Plan Management Corp. was recently asked about what to include in employee stock option agreements. It is such a good question, that we thought we’d include our answer here as well.

The option agreement is the critical document used to clearly lay out the award terms in a way that the participant understands, and to avoid future litigation due to any misunderstanding. First, it is most important that participants realize an agreement is a legally binding document, and that they are signing off to the terms included, i.e., it is not just a memo that can be amended later. Once that is established, here are other items to have clearly included:

  • Non-compete, particularly for executives or early employees critical to success, you may want to make a non-compete part of the term of the agreement. If so, make sure it is explicitly laid out in the award agreement, in addition to any language in an over-arching employment agreement.
  • Be very clear on vesting – some issuers include fancy legal language about the vesting schedule, and we’ve actually seen some suits lately because the language was vague enough to leave room for interpretation. The most simple & effective is just to include a table with dates and vesting amounts, or for performance to make clear the amount of shares tied to each performance metric.
  • Make the expiration terms clear (include a definition of expiration), and note that the employee is responsible themselves for knowing when their awards expire and for taking any action accordingly.
  • Define any terms that may not be clear to participants – have a lay person outside of plan administration review to make sure it will be understood!
  • Clarify that there are tax events related to the exercise of options, and that the taxes are the responsibility of the employee, and that they will be withheld for employees from any exercise payout.
  • Depending on how strict you want to be with the agreement, you may want to include language about what happens if the agreement is not “accepted” (physically or electronically signed) by the participant.
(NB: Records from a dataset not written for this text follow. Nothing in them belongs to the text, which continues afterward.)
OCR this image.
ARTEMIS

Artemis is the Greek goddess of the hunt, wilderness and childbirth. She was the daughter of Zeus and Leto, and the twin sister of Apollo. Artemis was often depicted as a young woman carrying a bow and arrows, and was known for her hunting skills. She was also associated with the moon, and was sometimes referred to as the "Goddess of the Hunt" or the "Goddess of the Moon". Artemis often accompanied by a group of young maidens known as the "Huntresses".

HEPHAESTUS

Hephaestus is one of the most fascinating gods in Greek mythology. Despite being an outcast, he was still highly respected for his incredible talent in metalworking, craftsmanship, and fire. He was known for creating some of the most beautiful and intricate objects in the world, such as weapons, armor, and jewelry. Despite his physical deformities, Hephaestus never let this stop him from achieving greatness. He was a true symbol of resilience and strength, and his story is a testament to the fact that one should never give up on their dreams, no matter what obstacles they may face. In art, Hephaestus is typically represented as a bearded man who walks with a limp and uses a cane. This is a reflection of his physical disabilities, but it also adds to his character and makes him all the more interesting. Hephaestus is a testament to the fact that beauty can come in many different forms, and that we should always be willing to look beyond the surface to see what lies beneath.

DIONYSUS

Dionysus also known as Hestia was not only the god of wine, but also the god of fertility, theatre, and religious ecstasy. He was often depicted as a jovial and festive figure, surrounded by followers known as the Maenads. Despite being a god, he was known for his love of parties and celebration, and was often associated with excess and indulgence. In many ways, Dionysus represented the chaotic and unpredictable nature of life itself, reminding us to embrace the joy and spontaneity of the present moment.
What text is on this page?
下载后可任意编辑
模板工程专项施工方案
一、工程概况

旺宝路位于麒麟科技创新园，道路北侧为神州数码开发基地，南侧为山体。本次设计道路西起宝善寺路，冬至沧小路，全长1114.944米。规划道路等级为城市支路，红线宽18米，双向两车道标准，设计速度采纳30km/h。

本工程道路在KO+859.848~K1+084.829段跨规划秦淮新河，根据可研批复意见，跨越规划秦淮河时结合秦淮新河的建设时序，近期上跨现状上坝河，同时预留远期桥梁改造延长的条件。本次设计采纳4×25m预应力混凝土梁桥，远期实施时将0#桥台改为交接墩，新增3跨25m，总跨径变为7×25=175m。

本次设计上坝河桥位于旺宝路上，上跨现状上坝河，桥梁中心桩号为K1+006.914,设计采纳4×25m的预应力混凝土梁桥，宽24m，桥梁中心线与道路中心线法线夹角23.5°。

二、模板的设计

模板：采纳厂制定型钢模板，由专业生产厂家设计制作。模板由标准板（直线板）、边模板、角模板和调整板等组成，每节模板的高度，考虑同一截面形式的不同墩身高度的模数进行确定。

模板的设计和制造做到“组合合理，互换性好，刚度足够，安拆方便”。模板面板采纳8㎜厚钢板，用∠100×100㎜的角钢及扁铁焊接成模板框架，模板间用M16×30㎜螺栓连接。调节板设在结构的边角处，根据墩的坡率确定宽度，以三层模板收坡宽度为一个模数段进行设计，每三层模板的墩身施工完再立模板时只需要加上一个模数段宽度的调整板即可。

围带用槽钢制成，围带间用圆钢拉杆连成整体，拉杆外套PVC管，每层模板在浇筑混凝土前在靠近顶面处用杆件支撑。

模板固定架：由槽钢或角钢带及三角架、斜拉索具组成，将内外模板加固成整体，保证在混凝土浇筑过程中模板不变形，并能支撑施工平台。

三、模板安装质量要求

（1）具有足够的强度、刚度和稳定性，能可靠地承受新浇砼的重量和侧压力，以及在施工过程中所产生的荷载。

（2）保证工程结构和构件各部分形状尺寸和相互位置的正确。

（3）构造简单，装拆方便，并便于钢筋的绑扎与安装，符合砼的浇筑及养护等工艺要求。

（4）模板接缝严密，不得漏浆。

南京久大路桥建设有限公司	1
Some issuers do not allow exercise until it is accepted, and in some cases there is even a deadline by which the awards are cancelled if not accepted. Of course you will be best legally protected if you require acceptance.

As you can read above, the most important theme here is clarity! Trying to leave room for flexibility will more often than not become a liability down the road, so address any likely questions up front in the agreement. Some issuers are making the first page of the agreement into more of an executive summary format that is easy to read and clearly includes basic terms like grant date, shares granted, vesting schedule and expiration. This can be helpful, but make sure participants have the full agreement as well and that any signature still applies to the full set of terms.